Although there are many schools of Iaido, I study Muso Shinden Ryu style - the other common style is Muso Jikiden Eishin Ryu. Both of us though, as well as other schools, all learn seitei Iai, in order for there to be a common ground during gradings. The most obvious differences between the two schools, are the way we perform noto (the re-sheathing of the sword), the lengths of the swords we use because of that (MSR uses longer blades than MJER), and the way we tie the sageo. If you look at the first picture of my sword, the sageo is the cord on the left - it loops through the kurigata on the saya (sheath) and then ties through/around the himo (cords) that hold up your hakama.

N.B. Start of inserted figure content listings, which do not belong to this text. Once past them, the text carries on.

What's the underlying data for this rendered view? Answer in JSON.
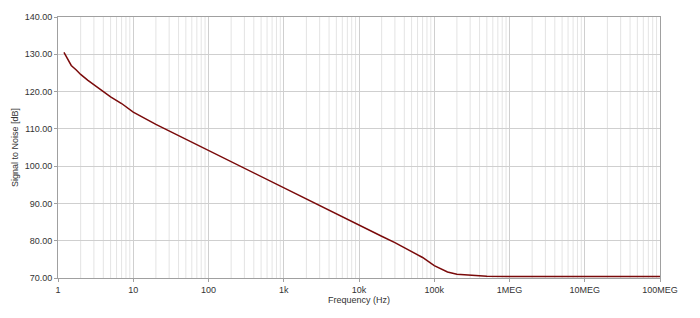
{
  "chart_data": {
    "type": "line",
    "x_label": "Frequency (Hz)",
    "y_label": "Signal to Noise [dB]",
    "x": [
      1.2,
      1.35,
      1.5,
      1.75,
      2,
      2.5,
      3,
      4,
      5,
      7,
      10,
      20,
      50,
      100,
      200,
      500,
      1000,
      2000,
      5000,
      10000,
      20000,
      30000,
      50000,
      70000,
      100000,
      150000,
      200000,
      300000,
      500000,
      1000000,
      10000000,
      100000000
    ],
    "values": [
      130.5,
      128.5,
      127.0,
      125.8,
      124.6,
      123.0,
      121.8,
      120.0,
      118.6,
      116.8,
      114.5,
      111.2,
      107.2,
      104.2,
      101.2,
      97.2,
      94.2,
      91.2,
      87.2,
      84.2,
      81.2,
      79.5,
      77.2,
      75.5,
      73.3,
      71.6,
      71.0,
      70.7,
      70.5,
      70.4,
      70.4,
      70.4
    ],
    "color": "#7a0a0a",
    "log": "x",
    "grid": true,
    "xlim": [
      1,
      100000000
    ],
    "xticks": [
      1,
      10,
      100,
      {
        "value": 1000,
        "label": "1k"
      },
      {
        "value": 10000,
        "label": "10k"
      },
      {
        "value": 100000,
        "label": "100k"
      },
      {
        "value": 1000000,
        "label": "1MEG"
      },
      {
        "value": 10000000,
        "label": "10MEG"
      },
      {
        "value": 100000000,
        "label": "100MEG"
      }
    ],
    "ylim": [
      70,
      140
    ],
    "yticks": [
      {
        "value": 70,
        "label": "70.00"
      },
      {
        "value": 80,
        "label": "80.00"
      },
      {
        "value": 90,
        "label": "90.00"
      },
      {
        "value": 100,
        "label": "100.00"
      },
      {
        "value": 110,
        "label": "110.00"
      },
      {
        "value": 120,
        "label": "120.00"
      },
      {
        "value": 130,
        "label": "130.00"
      },
      {
        "value": 140,
        "label": "140.00"
      }
    ]
  }
}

It is a very methodical art, deeply detailed, meditative - some have even referred to it as moving Zen. Although initially I would not have described it as being suitable for someone who's not a patient soul, I have found that not to be the case at all. I'm not a patient person, but I am now in a place where I can't imagine my life without it. I think it's probably the first time in my life I've truly dedicated myself to something. It is absolutely suitable for anyone of any age, almost any phisical ability or size. The only real limitation, is your height and the length of your arms. You need to be tall enough - and your arms long enough - to handle a sword. There's no age restriction involved, though this is generally not something you'll find teenagers doing.

In July of 2015, I was out having coffee with a friend who'd lived in Japan for 14 years. I was telling him how I'd always wanted to learn how to handle a sword. I knew actual combat would be right out, given my dismally poor vision and lack of depth perception, but I figured there were still moves I could learn. I always figured some medieval re-enactor would teach me how to use a broadsword. He says, "That sounds like Iaido." Which is a word I'd never heard before in my life. I went home and looked it up. Three days later I was in my first class. And now, here we are.

I sometimes write about iai.

My iaito

An iaito is an unsharpened blade (sharpened katana are called 'shinken'), generally sandcast of aluminum-zinc alloy (as opposed to a forged carbon steel shinken). They are used primarily for the practice of Iaido. The length of the blade depends on the user's arm length and the style of Iaido they practice. The method of noto (re-sheathing of the blade) is the primary factor in school-related sword length. My style (Muso Shinden Ryu) uses the - to my knowledge - longest blades because of sayabiki - how far back to the left we are pulling the saya at the start of nukitsuke and the start of noto. Muso Jikiden Eishen Ryu uses shorter blades because their noto starts closer to the front of the body.

I acquired this sword from Taylor Sensei in Guelph in July of 2016. In so many ways it is not aesthetically what would I would have chosen had I the opportunity to get a custom sword made, but the first time I held it in the dojo, I knew this sword was mine. It felt right.

For the detail-oritened - it's 2.45 shaku, with dragonfly menuki and vines around the fuchi.

I read somewhere that samurai used to name their swords. I haven’t yet come up with a name for this iaito yet, but I figure that someday I’ll just know what’s right.

It also goes against custom for one to show one’s blade to people who are not also students of the budo arts – not to mention that hauling your blade out in a public place is illegal in some parts, it being a weapon and all. I hope this doesn’t violate custom!

I also need to take some better photos of it. One of these days.